THE SECURITY THEATER IS WORKING
Marathon's Steam reviews are telling a story Bungie probably didn't expect: players are genuinely grateful for the anti-cheat push, even though most can't see it working.
"Don't let them fool you, this game is a gem," writes one 332-hour player. That sentiment is echoing across reviews this week as Bungie's "enhanced detection system that targets specific cheat patterns" rolls out quietly in the background. Players aren't seeing dramatic ban waves or public executions of cheaters — they're just noticing fewer suspicious deaths.
The security update dropped with typical Bungie opacity: "We're continuously validating and tuning it to make sure we're catching real cheating." No numbers, no examples, no flashy announcements. Just the promise that the net is widening. Steam reviewers seem fine with that approach.
BUT THE REAL PROBLEM STAYS BROKEN
Here's where Steam reviews diverge from Bungie's priorities: the 6-stack abuse problem is driving away more players than cheaters ever did.

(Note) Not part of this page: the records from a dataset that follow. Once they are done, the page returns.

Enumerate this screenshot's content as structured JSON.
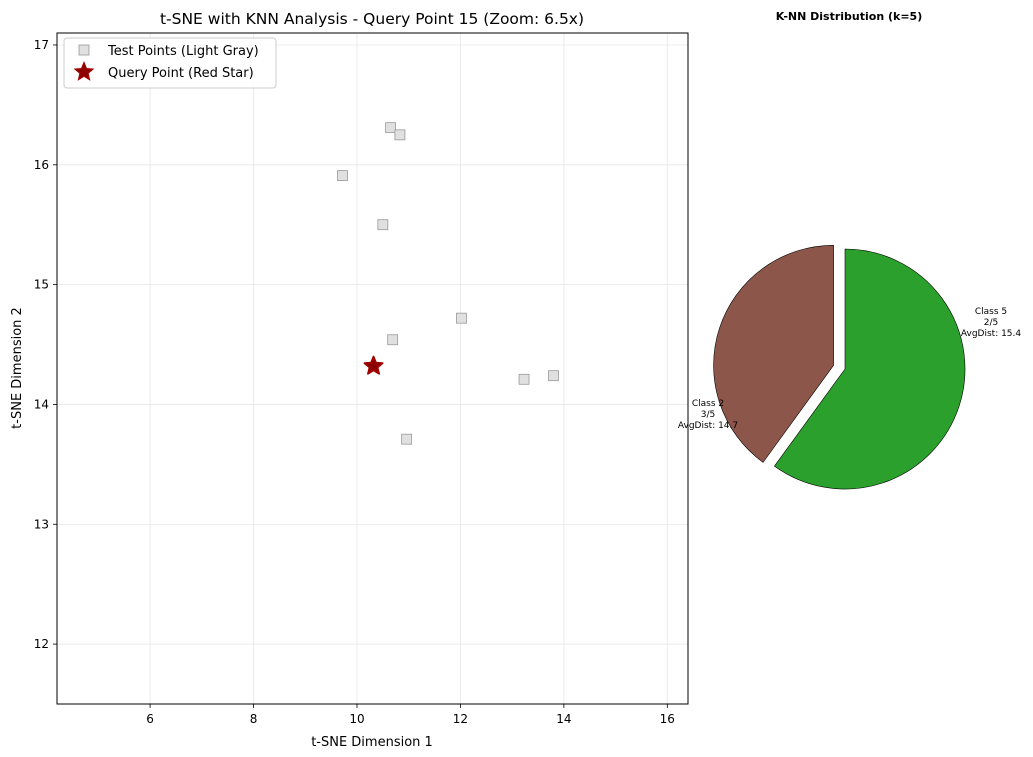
{
  "chart_data": [
    {
      "type": "scatter",
      "title": "t-SNE with KNN Analysis - Query Point 15 (Zoom: 6.5x)",
      "xlabel": "t-SNE Dimension 1",
      "ylabel": "t-SNE Dimension 2",
      "xlim": [
        4.2,
        16.4
      ],
      "ylim": [
        11.5,
        17.1
      ],
      "xticks": [
        "6",
        "8",
        "10",
        "12",
        "14",
        "16"
      ],
      "yticks": [
        "12",
        "13",
        "14",
        "15",
        "16",
        "17"
      ],
      "grid": true,
      "legend_position": "top-left",
      "series": [
        {
          "name": "Test Points (Light Gray)",
          "marker": "square",
          "color": "#e0e0e0",
          "edge_color": "#999999",
          "points": [
            {
              "x": 10.65,
              "y": 16.31
            },
            {
              "x": 10.83,
              "y": 16.25
            },
            {
              "x": 9.72,
              "y": 15.91
            },
            {
              "x": 10.5,
              "y": 15.5
            },
            {
              "x": 12.02,
              "y": 14.72
            },
            {
              "x": 10.69,
              "y": 14.54
            },
            {
              "x": 13.23,
              "y": 14.21
            },
            {
              "x": 13.8,
              "y": 14.24
            },
            {
              "x": 10.96,
              "y": 13.71
            }
          ]
        },
        {
          "name": "Query Point (Red Star)",
          "marker": "star",
          "color": "#8b0000",
          "edge_color": "#a00000",
          "points": [
            {
              "x": 10.32,
              "y": 14.32
            }
          ]
        }
      ]
    },
    {
      "type": "pie",
      "title": "K-NN Distribution (k=5)",
      "slices": [
        {
          "class": "Class 5",
          "count": "2/5",
          "avg": "AvgDist: 15.4",
          "value": 2,
          "color": "#8c564b",
          "explode": true
        },
        {
          "class": "Class 2",
          "count": "3/5",
          "avg": "AvgDist: 14.7",
          "value": 3,
          "color": "#2ca02c",
          "explode": false
        }
      ]
    }
  ]
}
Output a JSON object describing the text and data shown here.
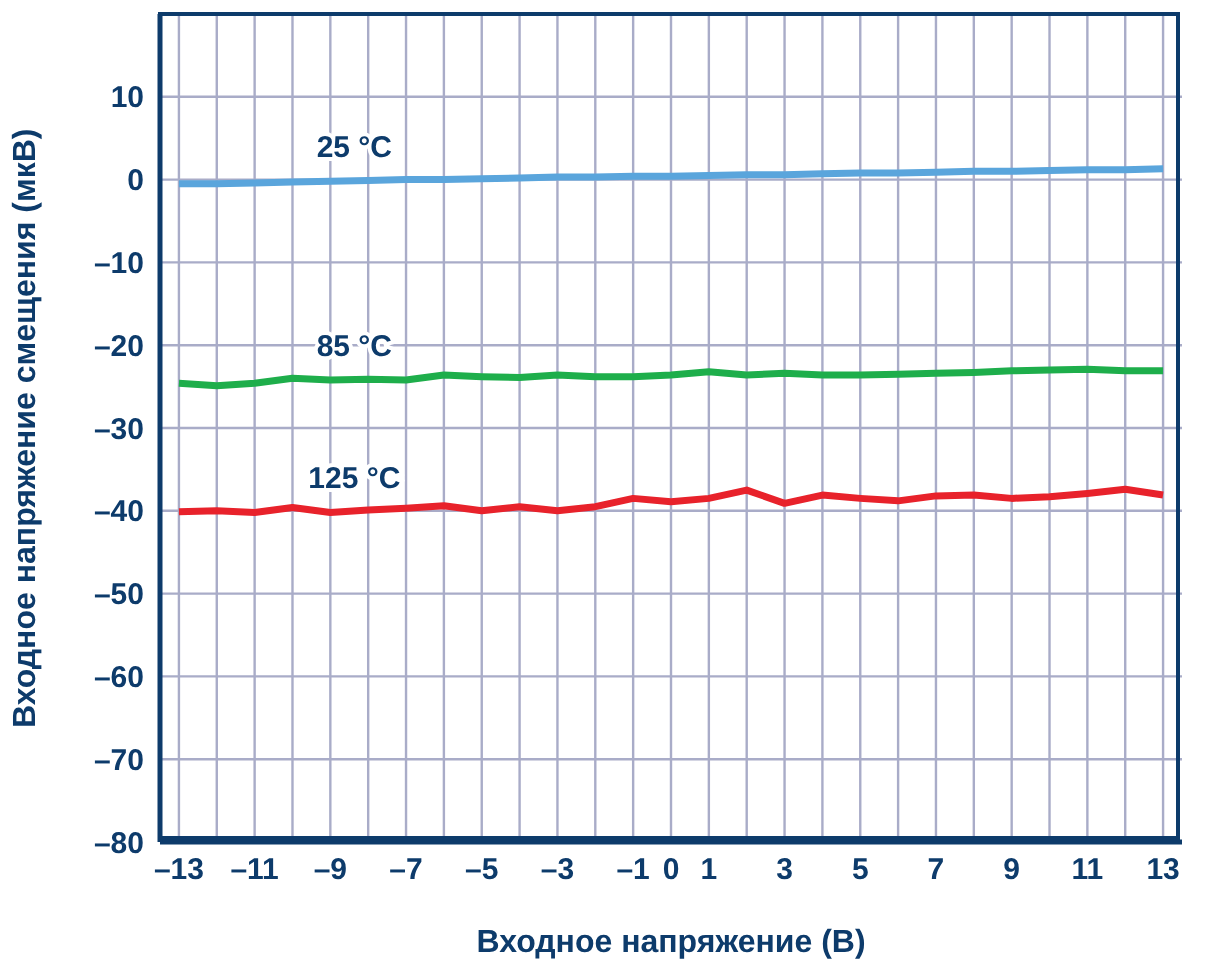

"Bungie really really needs to fix these [expletive] 6 man squads that people are abusing," writes a 236-hour veteran in a negative review. "Any map is ridiculous when you go in with your friends and have to go up against practically a 2 v 1."
That review captures the frustration better than any Reddit thread could: experienced players hitting the wall against coordinated teams. Meanwhile, Bungie just launched Enhanced Sponsored Kit Playlist on Perimeter — a crew-only queue that literally requires premade teams. The disconnect is stunning.
THE ONBOARDING CRISIS REMAINS
Steam's hour-played data exposes Marathon's biggest structural problem: players with under 50 hours are writing negative reviews, while 200+ hour veterans are singing the game's praises.
"I've played most if not all extraction shooters and cannot recommend this game," writes a 2-hour player. Compare that to a 250-hour veteran who simply quotes the game itself: "Assert: You will suffer, yet you will overcome. Assert: Your success is worth all your pain."
The gap between those two experiences is everything wrong with Marathon's new player experience. Bungie's focusing on catching cheaters and experimenting with sponsored kits while the fundamental learning curve drives away potential converts daily.
One 476-hour player gets it: "Realize you can get it back easily." That's the mindset shift Marathon requires, but nothing in the early game teaches that lesson. Players bounce off the brutality before discovering the actual loop.
THE VETERAN CONSENSUS
Steam's long-term players have reached a surprising consensus: Marathon succeeded despite its problems, not because Bungie fixed them.
"Bungie took an idea I didn't like, a setting I wasn't thrilled about, and a loop I didn't know I could get into, and made me love it all," writes a 209-hour player. That's not praise for perfect design — that's admission that Marathon's magic happens despite its barriers.
The anti-cheat push might be working invisibly, but the visible problems — squad balancing, onboarding brutality, meaningful progression for casuals — remain exactly where they were six months ago. Steam reviewers are celebrating the gem they found, not the one Bungie thinks they're polishing.